Zona biográfica
Paulo Teixeira
Agora que o mundo deslizou como uma bola
das mãos de deus e cruza a noite vazia
dos espaços sabemos que a morte nos espera
disposta como uma refeição à nossa mesa.
Rendemos à sorte de cada minuto as nossas
vidas e corremos de monte em monte como
correria uma canção levada pelo vento.
A janela do comboio desenha, alisada
pelo gelo e o fogo, as ermas paisagens conhecidas
(ao longe, vê, a cinza e o sangue novo do crepúsculo).
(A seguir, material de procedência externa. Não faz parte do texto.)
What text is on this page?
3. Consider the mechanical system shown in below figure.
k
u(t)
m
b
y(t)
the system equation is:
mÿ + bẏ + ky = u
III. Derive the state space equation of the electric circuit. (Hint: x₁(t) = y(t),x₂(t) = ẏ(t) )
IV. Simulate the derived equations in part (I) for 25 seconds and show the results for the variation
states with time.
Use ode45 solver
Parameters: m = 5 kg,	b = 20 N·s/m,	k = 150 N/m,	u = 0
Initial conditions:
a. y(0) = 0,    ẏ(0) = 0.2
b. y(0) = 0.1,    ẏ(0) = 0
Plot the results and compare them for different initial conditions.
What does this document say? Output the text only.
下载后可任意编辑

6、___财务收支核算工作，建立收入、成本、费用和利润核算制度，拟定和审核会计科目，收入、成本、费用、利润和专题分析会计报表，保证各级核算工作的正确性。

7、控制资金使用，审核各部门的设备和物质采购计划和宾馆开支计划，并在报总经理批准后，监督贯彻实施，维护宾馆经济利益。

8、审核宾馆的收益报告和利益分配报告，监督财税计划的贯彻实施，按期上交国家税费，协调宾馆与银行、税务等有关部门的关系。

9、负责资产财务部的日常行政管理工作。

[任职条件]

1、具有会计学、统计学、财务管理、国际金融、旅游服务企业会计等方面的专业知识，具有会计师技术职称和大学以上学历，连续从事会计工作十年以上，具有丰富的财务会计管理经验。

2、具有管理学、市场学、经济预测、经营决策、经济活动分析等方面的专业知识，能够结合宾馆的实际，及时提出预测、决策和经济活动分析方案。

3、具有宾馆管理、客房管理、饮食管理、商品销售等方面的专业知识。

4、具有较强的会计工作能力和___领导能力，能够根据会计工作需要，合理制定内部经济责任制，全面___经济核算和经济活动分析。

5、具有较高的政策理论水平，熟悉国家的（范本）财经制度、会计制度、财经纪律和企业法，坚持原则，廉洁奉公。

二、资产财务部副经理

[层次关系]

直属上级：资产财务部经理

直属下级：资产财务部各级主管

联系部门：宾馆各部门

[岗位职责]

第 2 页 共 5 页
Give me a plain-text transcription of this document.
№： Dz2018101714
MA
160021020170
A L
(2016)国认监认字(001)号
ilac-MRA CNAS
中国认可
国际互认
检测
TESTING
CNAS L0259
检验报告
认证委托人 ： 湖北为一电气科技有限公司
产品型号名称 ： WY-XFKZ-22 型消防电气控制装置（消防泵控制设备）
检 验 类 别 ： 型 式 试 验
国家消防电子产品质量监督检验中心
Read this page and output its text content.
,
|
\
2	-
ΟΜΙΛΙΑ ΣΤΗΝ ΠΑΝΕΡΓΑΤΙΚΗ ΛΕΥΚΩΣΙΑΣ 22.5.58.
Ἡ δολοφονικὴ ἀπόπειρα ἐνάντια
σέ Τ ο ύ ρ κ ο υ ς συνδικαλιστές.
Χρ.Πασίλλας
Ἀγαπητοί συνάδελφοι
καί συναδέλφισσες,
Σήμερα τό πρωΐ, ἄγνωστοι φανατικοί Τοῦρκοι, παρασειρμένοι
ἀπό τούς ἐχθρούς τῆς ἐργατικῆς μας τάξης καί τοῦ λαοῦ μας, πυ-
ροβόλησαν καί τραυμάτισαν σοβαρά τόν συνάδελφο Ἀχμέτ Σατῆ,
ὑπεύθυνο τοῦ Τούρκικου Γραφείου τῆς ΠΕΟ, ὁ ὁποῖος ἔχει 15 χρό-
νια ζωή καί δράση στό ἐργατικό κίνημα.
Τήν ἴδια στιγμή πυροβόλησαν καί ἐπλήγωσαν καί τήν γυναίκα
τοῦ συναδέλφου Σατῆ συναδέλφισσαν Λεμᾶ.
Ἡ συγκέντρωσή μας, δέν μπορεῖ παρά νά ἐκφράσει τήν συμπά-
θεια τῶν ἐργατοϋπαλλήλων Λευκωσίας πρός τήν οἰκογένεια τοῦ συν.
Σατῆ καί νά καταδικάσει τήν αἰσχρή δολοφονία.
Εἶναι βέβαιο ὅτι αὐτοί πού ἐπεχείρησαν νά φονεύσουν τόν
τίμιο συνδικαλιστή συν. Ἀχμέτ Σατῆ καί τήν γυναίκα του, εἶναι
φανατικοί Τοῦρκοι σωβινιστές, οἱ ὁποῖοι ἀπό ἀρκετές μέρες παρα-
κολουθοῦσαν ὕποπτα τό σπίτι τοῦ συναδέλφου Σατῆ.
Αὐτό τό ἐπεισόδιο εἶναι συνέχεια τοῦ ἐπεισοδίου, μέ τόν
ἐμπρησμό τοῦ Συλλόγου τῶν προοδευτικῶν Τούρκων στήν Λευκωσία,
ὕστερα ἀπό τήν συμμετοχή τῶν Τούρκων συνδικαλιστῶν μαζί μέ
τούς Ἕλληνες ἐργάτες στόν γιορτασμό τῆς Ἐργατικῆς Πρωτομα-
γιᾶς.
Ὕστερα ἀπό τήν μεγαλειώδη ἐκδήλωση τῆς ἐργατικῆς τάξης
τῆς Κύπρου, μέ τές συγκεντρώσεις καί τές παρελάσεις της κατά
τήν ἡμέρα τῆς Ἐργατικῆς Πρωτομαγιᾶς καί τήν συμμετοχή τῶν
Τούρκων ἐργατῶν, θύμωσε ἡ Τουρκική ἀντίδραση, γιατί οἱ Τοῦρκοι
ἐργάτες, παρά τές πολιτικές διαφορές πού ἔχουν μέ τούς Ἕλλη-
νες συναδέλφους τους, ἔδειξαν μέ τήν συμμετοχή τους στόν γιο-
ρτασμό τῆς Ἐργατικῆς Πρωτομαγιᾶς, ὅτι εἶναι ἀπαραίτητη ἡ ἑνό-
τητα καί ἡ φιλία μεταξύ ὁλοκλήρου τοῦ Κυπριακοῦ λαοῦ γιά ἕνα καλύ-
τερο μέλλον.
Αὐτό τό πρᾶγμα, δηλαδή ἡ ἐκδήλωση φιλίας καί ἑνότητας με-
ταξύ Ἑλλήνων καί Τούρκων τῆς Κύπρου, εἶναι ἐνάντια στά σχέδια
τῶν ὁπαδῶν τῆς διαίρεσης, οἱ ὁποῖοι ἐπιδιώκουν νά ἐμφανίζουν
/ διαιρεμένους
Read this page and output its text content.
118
Alma, era este o mundo, a imagem que retenho,
ao inspirar, nos meus brônquios. Quando o ar
se evadir da minha boca sei que perdi tudo,
é outro o mundo e sou eu, crê-me, a sua testemunha.
Nada nos resta senão lembrar as coisas tocadas
e suprimidas nesse mapa de ausência compassiva:
Praga, Hamburgo, Leipzig, Viena, essa obscura
zona biográfica onde largamos o passado
e perdemos a pauta dos horários futuros.
Fonte: Silva, A. C. & Bueno, A., orgs. 1999. Antologia da poesia portuguesa contemporânea. RJ, Lacerda Editores. Poema publicado em livro em 1991.